A Justiça do Trabalho condenou o Sindicato dos Trabalhadores do Serviço Público Federal do Estado de Sergipe a pagar indenização de R$ 14.000,00, decorrente de assédio moral a empregado que foi mantido em inatividade. O desembargador Federal do Trabalho João Bosco Santana de Moraes, relator do processo, concluiu que "a circunstancia de o obreiro ser submetido à constrangedora situação de ir trabalhar e ser privado pelo empregador do desempenho de suas atividades por mais de dois anos tipifica a figura de assédio moral, causando danos à personalidade, à dignidade, e à integridade psíquica do trabalhador, sendo passível de indenização por dano moral" (Processo N º 00939-2004-001-20-85-6).
O Sindicato (recorrente) argumentou que o empregado (recorrido) costumava fazer tumultos e manifestações nas suas intermediações, utilizando-se de diversos meios de comunicação e internet para desmoralizá-lo. O recorrente ressaltou que não houve qualquer ofensa ao conceito que o recorrido goza perante a sociedade, afligindo-o na sua honra, reputação ou imagem, não tendo sido sequer dispensado por justa causa. Salientou que o conjunto probatório dos autos não demonstrou que o recorrido estava sem trabalhar, inobstante fosse empregado do recorrente, por perseguição ou retaliação deste.
O empregado alegou que desde 2002 não vinha exercendo as suas atividades, incorrendo o sindicato reconvindo em um caso típico de assédio moral, impedindo-o de exercer o seu cargo de motorista, fazendo com que freqüentasse o trabalho apenas para assinar o ponto durante dois anos e cinco meses, tendo, inclusive, contratado um policial civil para trabalhar na sua função.

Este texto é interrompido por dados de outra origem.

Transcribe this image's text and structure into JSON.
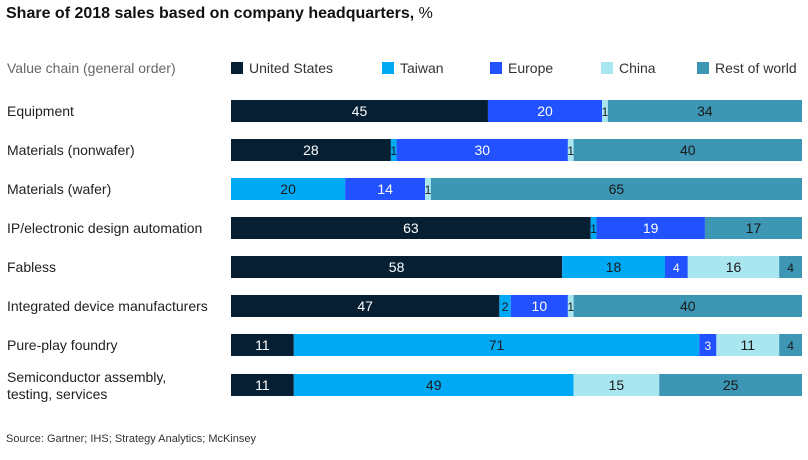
{
  "chart_data": {
    "type": "bar",
    "orientation": "horizontal",
    "stacked": true,
    "title": "Share of 2018 sales based on company headquarters,",
    "title_unit": "%",
    "category_header": "Value chain (general order)",
    "categories": [
      "Equipment",
      "Materials (nonwafer)",
      "Materials (wafer)",
      "IP/electronic design automation",
      "Fabless",
      "Integrated device manufacturers",
      "Pure-play foundry",
      "Semiconductor assembly, testing, services"
    ],
    "series": [
      {
        "name": "United States",
        "color": "#061f33",
        "label_color": "#ffffff",
        "values": [
          45,
          28,
          0,
          63,
          58,
          47,
          11,
          11
        ]
      },
      {
        "name": "Taiwan",
        "color": "#00a9f4",
        "label_color": "#1a1a1a",
        "values": [
          0,
          1,
          20,
          1,
          18,
          2,
          71,
          49
        ]
      },
      {
        "name": "Europe",
        "color": "#2251ff",
        "label_color": "#ffffff",
        "values": [
          20,
          30,
          14,
          19,
          4,
          10,
          3,
          0
        ]
      },
      {
        "name": "China",
        "color": "#aae6f0",
        "label_color": "#1a1a1a",
        "values": [
          1,
          1,
          1,
          0,
          16,
          1,
          11,
          15
        ]
      },
      {
        "name": "Rest of world",
        "color": "#3c96b4",
        "label_color": "#1a1a1a",
        "values": [
          34,
          40,
          65,
          17,
          4,
          40,
          4,
          25
        ]
      }
    ],
    "xlim": [
      0,
      100
    ],
    "legend_position": "top",
    "grid": false
  },
  "source": "Source: Gartner; IHS; Strategy Analytics; McKinsey"
}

O reconvindo, em sua peça defensiva, não refutou a assertiva de que não teria sido oferecido ao empregado trabalho durante mais de dois anos, tornando-a incontroversa. A alegação do reconvindo de que o reconvinte costumava faltar ao serviço, bem como de que fazia uma série de motins e criava confusões internas, não restou evidenciada nos presentes autos, ônus que o sindicato/empregador, a toda evidência, titularizava.